Have you ever created a fake online identity in order to edit the Wikipedia article about your company? On Wikipedia, that’s a no-no called “sockpuppetry.” Even worse, have you ever hired someone to edit and watch over your entry? If so, don’t be surprised to find you’ve been kicked off Wikipedia, along with the person you’ve hired.
According to Wikimedia Foundation CEO Sue Gardner, who is stepping down from that post later this year, “it looks like a number of user accounts — perhaps as many as several hundred — may have been paid to write articles on Wikipedia promoting organizations or products, and have been violating numerous site policies and guidelines, including prohibitions against sockpuppetry and undisclosed conflicts of interest.

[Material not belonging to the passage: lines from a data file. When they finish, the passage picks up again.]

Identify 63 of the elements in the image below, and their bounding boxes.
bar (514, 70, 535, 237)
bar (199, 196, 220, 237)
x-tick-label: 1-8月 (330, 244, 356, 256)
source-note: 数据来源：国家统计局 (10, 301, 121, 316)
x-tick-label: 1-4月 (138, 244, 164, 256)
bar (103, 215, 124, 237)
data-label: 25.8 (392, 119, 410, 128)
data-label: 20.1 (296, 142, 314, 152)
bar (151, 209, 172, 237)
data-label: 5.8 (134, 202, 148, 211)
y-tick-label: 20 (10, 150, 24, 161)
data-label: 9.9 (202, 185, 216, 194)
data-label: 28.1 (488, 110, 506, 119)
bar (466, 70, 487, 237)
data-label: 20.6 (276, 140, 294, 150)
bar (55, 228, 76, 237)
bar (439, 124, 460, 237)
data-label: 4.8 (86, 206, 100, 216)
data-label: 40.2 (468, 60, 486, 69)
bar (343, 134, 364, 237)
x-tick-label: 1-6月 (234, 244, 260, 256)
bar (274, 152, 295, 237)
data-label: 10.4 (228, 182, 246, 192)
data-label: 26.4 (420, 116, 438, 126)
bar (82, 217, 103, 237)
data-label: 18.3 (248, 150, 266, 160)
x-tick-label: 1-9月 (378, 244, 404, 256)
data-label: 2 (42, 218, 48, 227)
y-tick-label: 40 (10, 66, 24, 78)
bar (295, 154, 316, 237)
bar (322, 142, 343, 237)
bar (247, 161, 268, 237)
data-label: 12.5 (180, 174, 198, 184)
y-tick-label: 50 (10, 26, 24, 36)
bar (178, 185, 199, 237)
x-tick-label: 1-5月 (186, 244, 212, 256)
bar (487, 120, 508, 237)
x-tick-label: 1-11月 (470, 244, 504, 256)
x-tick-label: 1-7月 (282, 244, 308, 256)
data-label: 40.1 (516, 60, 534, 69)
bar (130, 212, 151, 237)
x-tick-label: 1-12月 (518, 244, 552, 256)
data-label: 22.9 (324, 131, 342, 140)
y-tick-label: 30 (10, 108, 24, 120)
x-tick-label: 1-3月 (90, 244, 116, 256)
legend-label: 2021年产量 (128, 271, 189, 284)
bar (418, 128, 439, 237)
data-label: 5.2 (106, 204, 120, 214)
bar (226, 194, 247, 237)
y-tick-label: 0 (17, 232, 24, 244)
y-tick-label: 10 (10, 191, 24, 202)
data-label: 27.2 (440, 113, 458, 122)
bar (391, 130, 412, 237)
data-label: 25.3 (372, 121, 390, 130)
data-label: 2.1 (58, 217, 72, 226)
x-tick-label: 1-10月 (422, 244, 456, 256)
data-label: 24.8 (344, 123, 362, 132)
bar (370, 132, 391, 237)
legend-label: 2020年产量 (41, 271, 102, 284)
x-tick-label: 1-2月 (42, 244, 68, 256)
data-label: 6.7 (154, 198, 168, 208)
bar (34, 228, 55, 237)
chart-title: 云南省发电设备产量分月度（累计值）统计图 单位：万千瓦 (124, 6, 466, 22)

As a result, Wikipedians aiming to protect the projects against non-neutral editing have blocked or banned more than 250 user accounts.”
Quote from the Wikimedia Foundation blog:
Editing-for-pay has been a divisive topic inside Wikipedia for many years, particularly when the edits to articles are promotional in nature. Unlike a university professor editing Wikipedia articles in their area of expertise, paid editing for promotional purposes, or paid advocacy editing as we call it, is extremely problematic. We consider it a “black hat” practice. Paid advocacy editing violates the core principles that have made Wikipedia so valuable for so many people. What is clear to everyone is that all material on Wikipedia needs to adhere to Wikipedia’s editorial policies, including those on neutrality and verifiability. It is also clear that companies that engage in unethical practices on Wikipedia risk seriously damaging their own reputations. In general, companies engaging in self-promotional activities on Wikipedia have come under heavy criticism from the press and the general public, with their actions widely viewed as inconsistent with Wikipedia’s educational mission.
Longtime internet observers will remember this isn’t the first time in the history of the internet that using a sockpuppet approach to promote a company has failed. Indeed, the Pets.com sock puppet became the mascot for reckless exuberance of the late 1990’s dot.com-bubble era.